His name was Beauregard, actually, but most of his friends called him Bull, because that was what he did. He was a conman, a stage performer fallen upon hard times and who swindled and tricked his way into people's wallets not just for the money, but for the chance to show off in front of a crowd again. He loved it. It was something we had in common, we quickly discovered. It's probably why we stuck for as long as we did.
It was just supposed to be for one job, originally: he needed someone to serve as a fake mark, and I looked enough like a respectable youth to pass for a schoolboy, add an air of credibility to his routine by winning my wages with a turn or two. The fact that I actually knew how to read and write helped, when a passing Suit decided to see if he couldn't up his arrest count with me and him. It was a bit close: I had no idea what 'tmesis' was and apparently I should have, but in the end we got away with it and the rest was history.
I loved it. Out of all the jobs I've had I think that one was the most fun. I know, it's shocking, isn't it? But there was something so exhilarating about going up against someone who had the advantage by most measures, and managing to win anyway. You know what I'm talking about. It's sort of the same way you get all bouncy after demonstrating for the beginner's class at the start of a semester how you are very capable of wiping the floor with any six of the men.
Yeah, I thought so.
Anyway, Bull was a great showman, with quick hands and an even quicker mind but he wasn't much one for practicalities. He was always going to the same three places, which really weren't exactly great locations for attracting a crowd of passersby in the first place and made him a predictable target for overly-zealous Suits to boot. He said that is people couldn't figure out that he was the best in the business without either coming to him or leaving him alone as applicable then it was their own fault. You can see how much trouble that sort of attitude could get a guy into. So, after a while I began to handle keeping us in the black and out of prison, and he taught me how to run some cons of my own. The hat tricks I knew already- it sort of runs in the family, my parents were around long enough to pass it along- but he taught me sleight of hand things with shells and cards and dice and the like. Between the two of us, we managed to make enough to sublet a little room in addition to keeping us in food and clothing. Things were pretty good for a while. Naturally, that only lasted a year and a half.
There was another crackdown. They were just looking for hunger mongers at first-
Hunger mongers? Well. That famine that I keep mentioning never actually happened, legally speaking. Legally speaking, the Queen provided for all of a citizen's dietary needs, and the only people who needed black market products to survive were those who were no longer considered citizens. Wanted criminals, resistance fighters, you get the picture. It was completely untrue, by the way. You got three meals out of your government rations, yes, but you'd have to string them out over the course of a week, which did absolutely nothing to alleviate the fact that you were starving. So, people began to buy from alternative sources. It all had to be produced in the city, because, well, you've seen Wonderland roads. There was the dairy I used to work for, and all her competitors, and then there were people who would pay to have dirt bought in, and then farm in condemned buildings with whatever seeds you could get your hands on.
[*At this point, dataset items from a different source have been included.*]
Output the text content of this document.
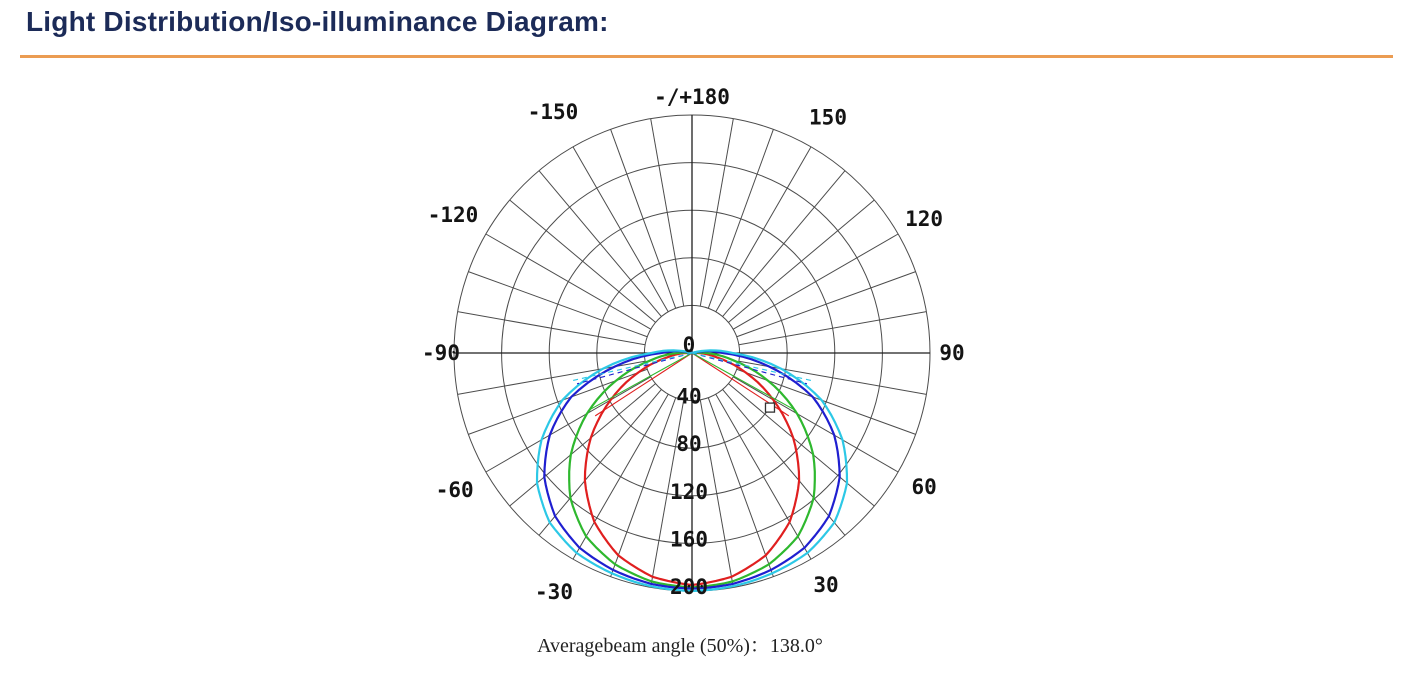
Light Distribution/Iso-illuminance Diagram:
-/+180
150
120
90
60
30
-30
-60
-90
-120
-150
0
40
80
120
160
200
Averagebeam angle (50%)：138.0°
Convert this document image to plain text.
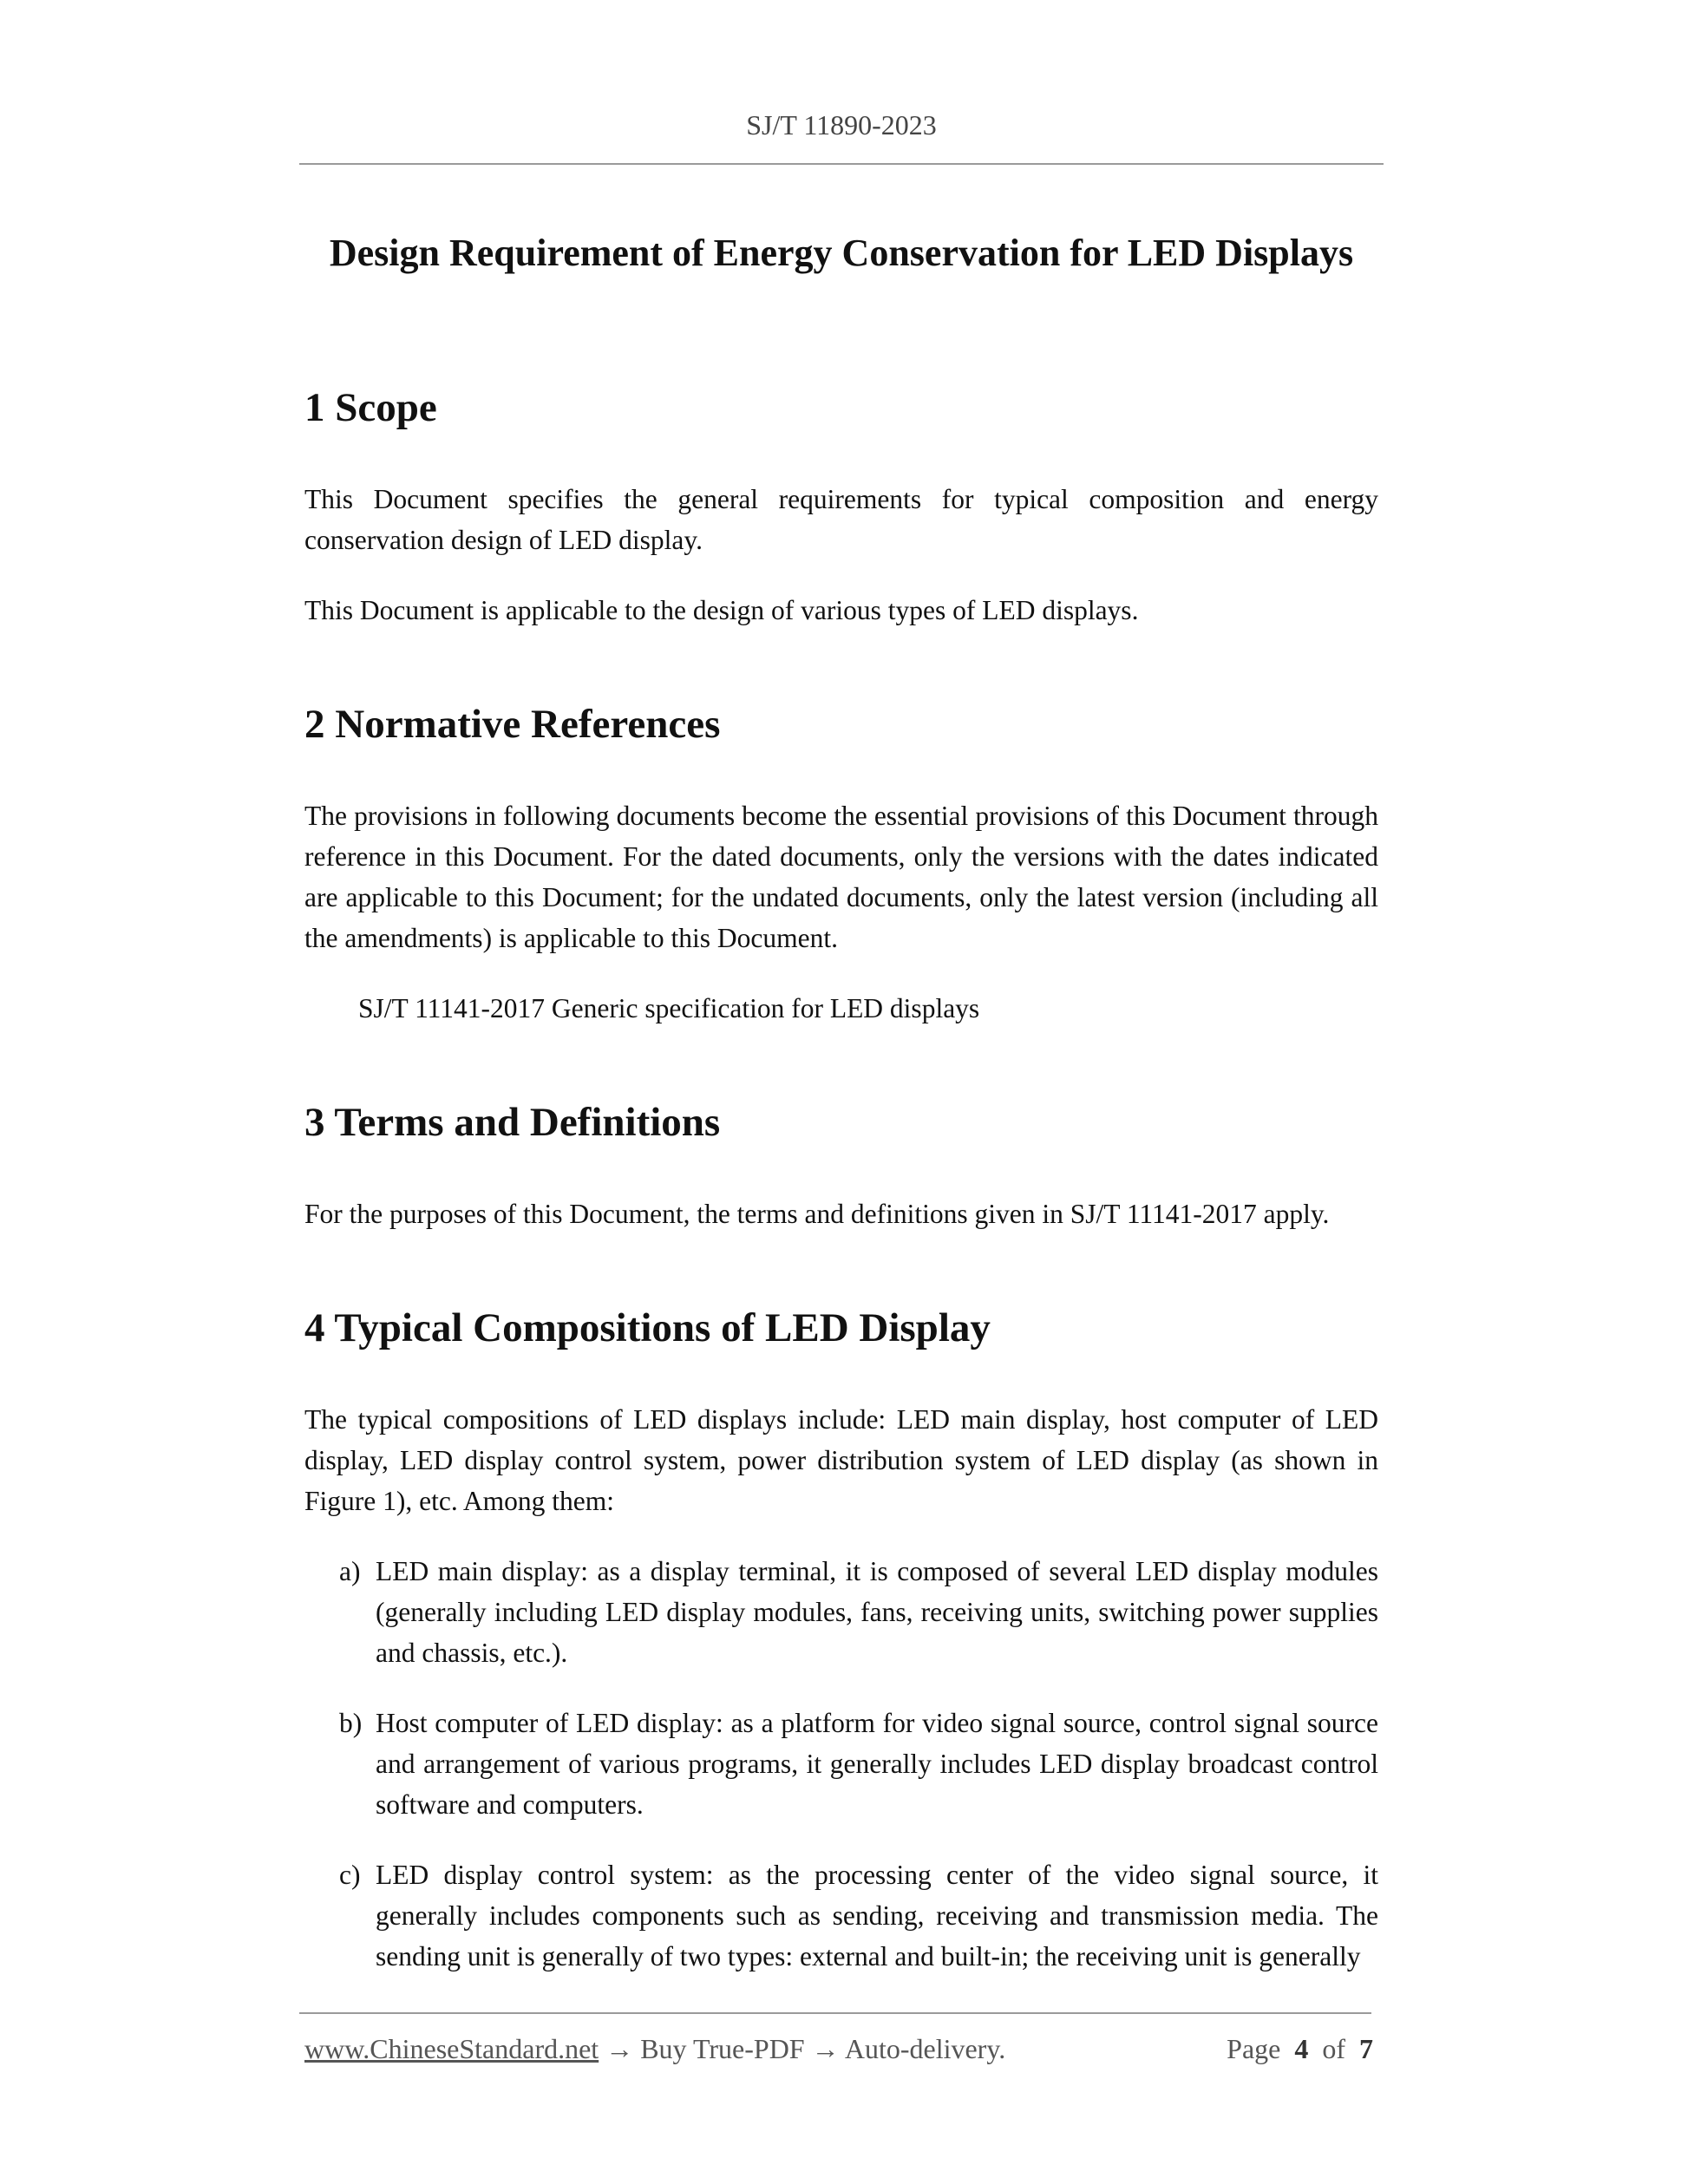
SJ/T 11890-2023
Design Requirement of Energy Conservation for LED Displays
1 Scope

This Document specifies the general requirements for typical composition and energy conservation design of LED display.

This Document is applicable to the design of various types of LED displays.

2 Normative References

The provisions in following documents become the essential provisions of this Document through reference in this Document. For the dated documents, only the versions with the dates indicated are applicable to this Document; for the undated documents, only the latest version (including all the amendments) is applicable to this Document.

SJ/T 11141-2017 Generic specification for LED displays
3 Terms and Definitions

For the purposes of this Document, the terms and definitions given in SJ/T 11141-2017 apply.

4 Typical Compositions of LED Display

The typical compositions of LED displays include: LED main display, host computer of LED display, LED display control system, power distribution system of LED display (as shown in Figure 1), etc. Among them:

a) LED main display: as a display terminal, it is composed of several LED display modules (generally including LED display modules, fans, receiving units, switching power supplies and chassis, etc.).
b) Host computer of LED display: as a platform for video signal source, control signal source and arrangement of various programs, it generally includes LED display broadcast control software and computers.
c) LED display control system: as the processing center of the video signal source, it generally includes components such as sending, receiving and transmission media. The sending unit is generally of two types: external and built-in; the receiving unit is generally
www.ChineseStandard.net → Buy True-PDF → Auto-delivery.	Page 4 of 7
Chickens were pretty popular for your average family to keep, because if you just had one or two or even three you could pass them off as pets, and still produce enough to keep everyone fed. Later on I knew people who had goats as well, using the same excuse.
And all of that stuff that kept everyone from dying of starvation was called hunger mongering in legalese, because it encouraged the idea that there was a famine and the Queen couldn't provide for all her citizen's needs. Those sorts of round ups would happen every few weeks, normally very little would come of it, but this one was different. The logic that people who were wanted by the government wouldn't be buying from them was essentially true, after all, and they managed to get their hands on one of the Resistance's leading men at the time, Humpty Dumpty. It didn't take long for him to fall all to pieces and start naming names, and then things got really ugly.
It was the biggest mass round-up and execution in Wonderland's history, or they said at the time. A lot of people were also saying that they'd managed to kill as many Resistance members as they had knights, although I'm pretty sure that was actually just some bigwig's idea of propaganda. I wasn't in the apartment when the Suits came, I'd made a run for a farm I'd been fairly certain was still in operation and was talking my way into a dozen ears of corn. When I came back the place had been emptied and had a notice stuck to the front door.
The thing is, I know Bull had nothing to do with the Resistance. Our landlady did, that was a secret she never kept as well as she could have, but he was too busy being out with me working a crowd to get involved with much of anything political. He fit the profile, though, and that's what did him in. He worked for himself, because he enjoyed it rather than because he needed to eat or wanted the money. It's a dangerous sort of person who can do that, you know. They tend to be difficult to manipulate.
I waited until the hullabaloo died down, then sold most of his stuff before the looters could get a hold of it. I hoofed it to another part of the city and began doing his routines. I never made as much as he had, but then again, it was a different sort of neighborhood I was working, and I never quite got the hang of making potential customers feel like they were special, so much as I could make them feel like they were getting something special. That didn't work as well with con games as I'd hoped. Even without the right sort of shine I was able to make enough to get by. Mostly.
I wasn't making nearly enough to turn down an opportunity to get into the tea business, though. Not even close.